As opposed to what passes for "normal" a lot of the time, where silence or mindless chatter is all you hear, and then boom! Criticism. I imagine that, if I was blind, I might assume that one person was speaking harshly to a recalcitrant child. Or, you get that tone of infinite, frustrated patience, that conveys "Boy, are you ever stupid. Now, I'm going to go real slow, and explain the error of your ways to you."
So, I expect to hear, "You don't actually expect me to say nothing when my partner is so obviously wrong, do you?" And I respond that such a question is meaningless, as the person asking is making several mis-assumptions:
1) he's assuming that he can judge right and wrong for someone else, as opposed to different,
2) she's assuming her partner is her student as opposed to her equal partner,
3) he's assuming that his partner can't think of anything she'd rather do than change to make him happy,
4) she's assuming being in relationship is about changing one's partner.
I, on the other hand, am grateful for the opportunity to be in relationship with Dar. Period. Not Dar with a couple of changes that I want her to make, but Dar. My gratitude is such that I want to let her know all about it, all the time. I appreciate who she is, what she does and how she thinks. My gratitude is not conditional on her behaving herself and acting and doing what I want. I'm her partner, not her owner. And vice versa.
Affection: (next week!)
Allowing: Now, I'm not all that thrilled with the word, "allowing," as it looks like I'm giving my partner permission to do something, and that's not my job, nor my responsibility. On the other hand, without is saying, "allowing," you'd have the 4 A's and an "e" - for encouraging. Or something like that. I get the point, though. Richo is saying that, in a couple, we need to be reminding each other and ourselves that it is perfectly acceptable to be me and for my partner to be who (s)he is.
I don't know why this is so scary. I spend a lot of time working with clients who think that they know best and that people should actually care what they think. "If only she would change, then I would be happy." And I wonder, who cares? I certainly have no intention of spending my life doing stuff to make other people happy. If I did, that's all I'd be doing. I used to get that one, in spades, when I was in the Ministry.
"The last minister would…," they'd say. And I'd say, "Too bad he's not here, eh?" Or, I'd sit in a Session Meeting and 15 elders would each attempt to tell me how I ought to be spending my days. I'd hear 10 different plans, and hear 15 people telling me that their wants and needs were the most important. If I had tried to do it, I'd have been working 24/7 and still wouldn't have gotten it all done. And I'd have been continually criticized for not getting the priorities straight. So, I'd say, "Not going to happen. I've heard your input, and thanks. Here's what I'm going to do. If you want the other stuff done, you do it."
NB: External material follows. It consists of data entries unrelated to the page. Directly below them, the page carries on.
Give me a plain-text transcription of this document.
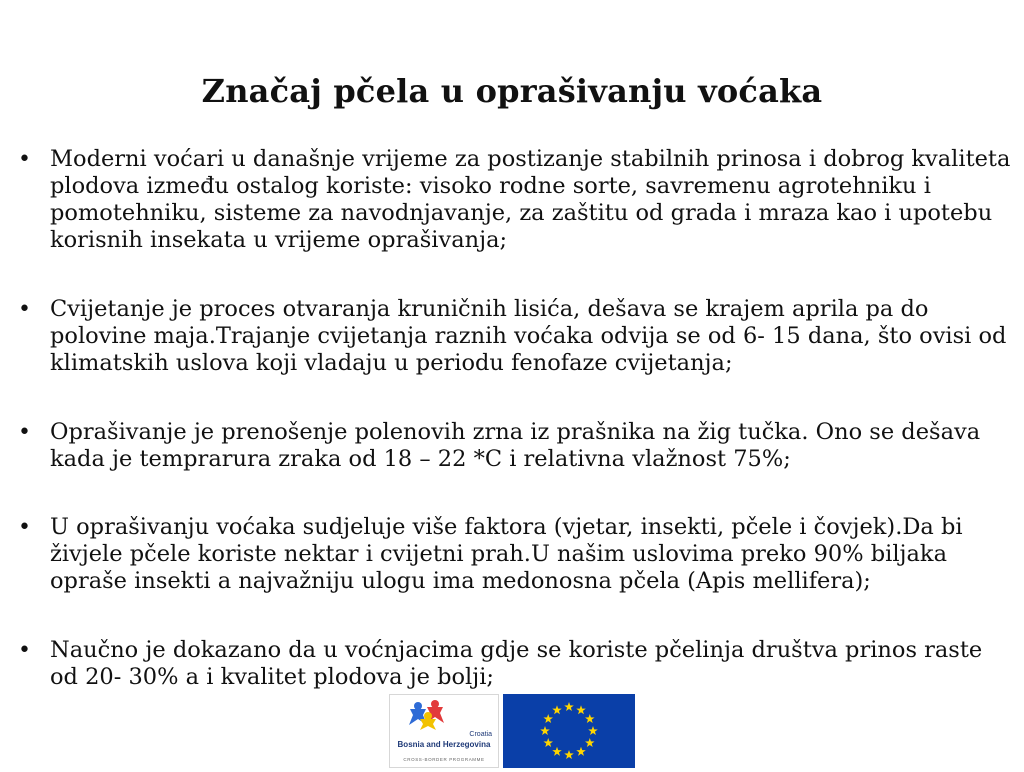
Značaj pčela u oprašivanju voćaka
• Moderni voćari u današnje vrijeme za postizanje stabilnih prinosa i dobrog kvaliteta plodova između ostalog koriste: visoko rodne sorte, savremenu agrotehniku i pomotehniku, sisteme za navodnjavanje, za zaštitu od grada i mraza kao i upotebu korisnih insekata u vrijeme oprašivanja;
• Cvijetanje je proces otvaranja kruničnih lisića, dešava se krajem aprila pa do polovine maja.Trajanje cvijetanja raznih voćaka odvija se od 6- 15 dana, što ovisi od klimatskih uslova koji vladaju u periodu fenofaze cvijetanja;
• Oprašivanje je prenošenje polenovih zrna iz prašnika na žig tučka. Ono se dešava kada je temprarura zraka od 18 – 22 *C i relativna vlažnost 75%;
• U oprašivanju voćaka sudjeluje više faktora (vjetar, insekti, pčele i čovjek).Da bi živjele pčele koriste nektar i cvijetni prah.U našim uslovima preko 90% biljaka opraše insekti a najvažniju ulogu ima medonosna pčela (Apis mellifera);
• Naučno je dokazano da u voćnjacima gdje se koriste pčelinja društva prinos raste od 20- 30% a i kvalitet plodova je bolji;
Croatia
Bosnia and Herzegovina
CROSS-BORDER PROGRAMME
I'm perfectly capable of living my life fully and deeply, as me. I'm not broken, and don't need fixing. If I have a problem, I realize it, and I go see someone. That I am different from anyone else goes without saying. That doesn't make me wrong - that makes me different. Just like all of you. Once you get this, your life stops ending up on hold. And you can just hang out with whomever you choose, without the need to change them.